Osteonecrosis of the jaw (ONJ): known risk factors for ONJ include a diagnosis of cancer with bone lesions, concomitant therapies (for example, chemotherapy, corticosteroids, radiotherapy to head and neck), poor oral hygiene, dental extractions, and co-morbid disorders (for example, pre-existing dental disease, anaemia, infection) and previous treatment with bisphosphonates. Good oral hygiene practices should be maintained during treatment. For patients who develop ONJ while on therapy, dental surgery may exacerbate the condition. If ONJ occurs during treatment, further advice on osteoporosis treatment is necessary.
Oral bisphosphonates: oesophageal cancer risk
“There is insufficient evidence to confirm a link between oral bisphosphonate use and an increased risk of oesophageal cancer. Patients should be advised to carefully follow the instructions in the patient information leaflet on how to take the medicine and report any symptoms of oesophageal irritation to their doctor.”16
New licensed drugs
Denosumab works by blocking a protein that controls production of osteoclasts. It is given every six months and, as long-term safety data is currently unavailable, use will be limited to consultant initiation.

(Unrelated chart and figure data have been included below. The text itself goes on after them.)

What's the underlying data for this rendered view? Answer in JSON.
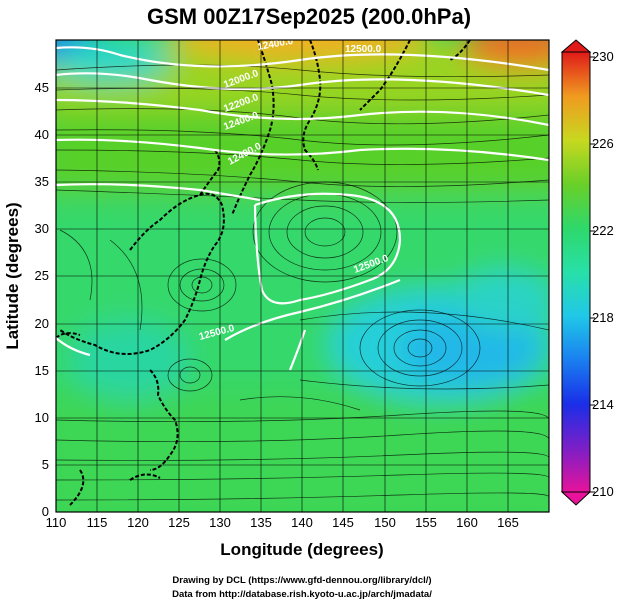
{
  "title": "GSM 00Z17Sep2025 (200.0hPa)",
  "xlabel": "Longitude (degrees)",
  "ylabel": "Latitude (degrees)",
  "credits": [
    "Drawing by DCL (https://www.gfd-dennou.org/library/dcl/)",
    "Data from http://database.rish.kyoto-u.ac.jp/arch/jmadata/"
  ],
  "chart_data": {
    "type": "heatmap",
    "field": "temperature with wind streamlines and height contours",
    "xlim": [
      110,
      170
    ],
    "ylim": [
      0,
      50
    ],
    "x_ticks": [
      "110",
      "115",
      "120",
      "125",
      "130",
      "135",
      "140",
      "145",
      "150",
      "155",
      "160",
      "165"
    ],
    "y_ticks": [
      "0",
      "5",
      "10",
      "15",
      "20",
      "25",
      "30",
      "35",
      "40",
      "45"
    ],
    "colorbar": {
      "min": 210,
      "max": 230,
      "ticks": [
        "210",
        "214",
        "218",
        "222",
        "226",
        "230"
      ],
      "colors": [
        "#e8139a",
        "#6a1fc0",
        "#1a2ee8",
        "#1e8ff0",
        "#22d8e0",
        "#27e0a0",
        "#2ed86a",
        "#49d030",
        "#8ed020",
        "#d8d820",
        "#f0a020",
        "#ee5a20",
        "#e01a1a"
      ]
    },
    "contour_labels": [
      "12400.0",
      "12000.0",
      "12200.0",
      "12400.0",
      "12400.0",
      "12500.0",
      "12500.0",
      "12500.0"
    ],
    "grid": true
  },
  "colors": {
    "land_outline": "#000000",
    "contour": "#ffffff",
    "streamline": "#000000"
  }
}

Caution is advised when prescribing denosumab where patients:
- have severe renal impairment (creatinine clearance <30ml/min)or are receiving dialysis (and are at a greater risk of developing hypocalcaemia)
- have risk factors for developing osteonecrosis of the jaw
Role of the pharmacist
Medicines can contribute to falls and fractures, so it is crucial to ensure that all medicines for older people are appropriate and carefully managed.
Pharmacists are in an ideal situation to make a wide range of interventions. If the possibility of osteoporosis is considered for every person over the age of 55, then DEXA results can aid selection of the appropriate treatment. An easy algorithm for post-menopausal women during medication review is shown below.
There is often confusion between primary and secondary prevention of osteoporosis and their appropriate management. Pharmacists are in a good position to be able to educate both patients and other healthcare professionals with regard to guidance interpretation, treatment decisions and discussion about safe and correct medicine administration.